Fixation and Immunostaining of Cells

This is modification from a previously published protocol described in [29 (link)]. Cells in 25 μl growth medium were rapidly fixed by the addition of 25 μl aldehyde in PBS to achieve a final concentration of 4% FA and 0.2% GA (glutaraldehyde); fixation was allowed to proceed for 15 min at room temperature (20–24 °C) before rinsing three times with PBS containing 50 mM NH₄Cl. Slides were then placed on a metal plate in a deep ice bath and chilled for at least 2 min. All subsequent steps were performed on ice, with all solutions pre-chilled. Cells were blocked and permeabilized for 45 min with a solution of buffer A containing 5% (v/v) NGS (normal goat serum), 50 mM NH₄Cl and 0.5% saponin. 100 nM GST–PH-PLCδ1 was included at this stage when the protein was used as a probe for PtdIns(4,5)P₂, and GST-tagged protein was then removed by two rinses with buffer A. Primary antibodies were applied in buffer A with 5% NGS and 0.1% saponin for 1 h.
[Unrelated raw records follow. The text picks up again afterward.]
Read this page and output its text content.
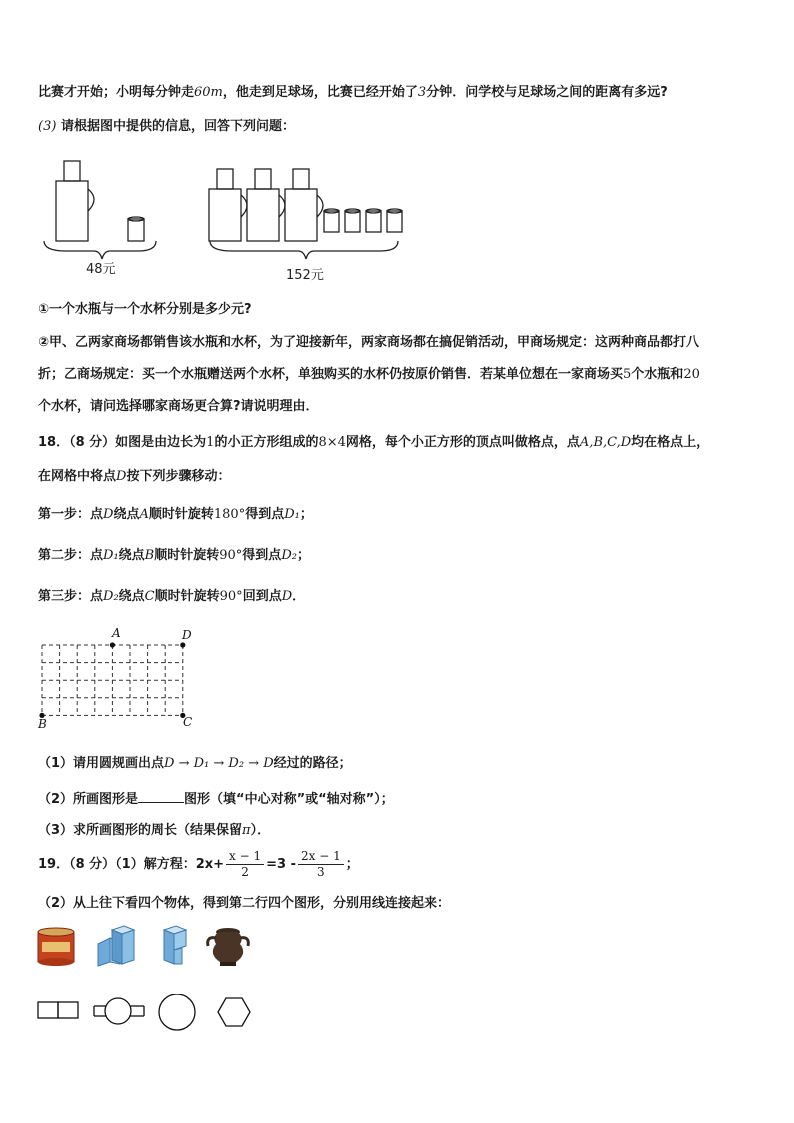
比赛才开始；小明每分钟走60m，他走到足球场，比赛已经开始了3分钟．问学校与足球场之间的距离有多远?
(3) 请根据图中提供的信息，回答下列问题：
48元	152元
①一个水瓶与一个水杯分别是多少元?
②甲、乙两家商场都销售该水瓶和水杯，为了迎接新年，两家商场都在搞促销活动，甲商场规定：这两种商品都打八
折；乙商场规定：买一个水瓶赠送两个水杯，单独购买的水杯仍按原价销售．若某单位想在一家商场买5个水瓶和20
个水杯，请问选择哪家商场更合算?请说明理由．
18．（8 分）如图是由边长为1的小正方形组成的8×4网格，每个小正方形的顶点叫做格点，点A,B,C,D均在格点上，
在网格中将点D按下列步骤移动：
第一步：点D绕点A顺时针旋转180°得到点D₁；
第二步：点D₁绕点B顺时针旋转90°得到点D₂；
第三步：点D₂绕点C顺时针旋转90°回到点D．
A	D
B	C
（1）请用圆规画出点D → D₁ → D₂ → D经过的路径；
（2）所画图形是	图形（填“中心对称”或“轴对称”）；
（3）求所画图形的周长（结果保留π）．
19．（8 分）（1）解方程：$2x+ \frac{x - 1}{2} =3 - \frac{2x - 1}{3}$ ；
（2）从上往下看四个物体，得到第二行四个图形，分别用线连接起来：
After two washes in buffer A, a 45 min incubation with secondary antibody in buffer A with 5% NGS and 0.1% saponin was performed. Slides were then rinsed four times with buffer A, and cells were post-fixed in 2% FA in PBS for 10 min on ice, before warming to room temperature for an additional 5 min. FA was removed by three rinses in PBS containing 50 mM NH₄Cl, followed by one rinse in distilled water. Wells were then dried, covered with 3 μl ProLong Gold (Invitrogen) supplemented with 1 μg/ml DAPI (4′,6-diamidino-2-phenylindole) and covered with 22 mm×22 mm glass cover slips (No. 1 thickness, Scientific Laboratory Supplies), and sealed with nail varnish.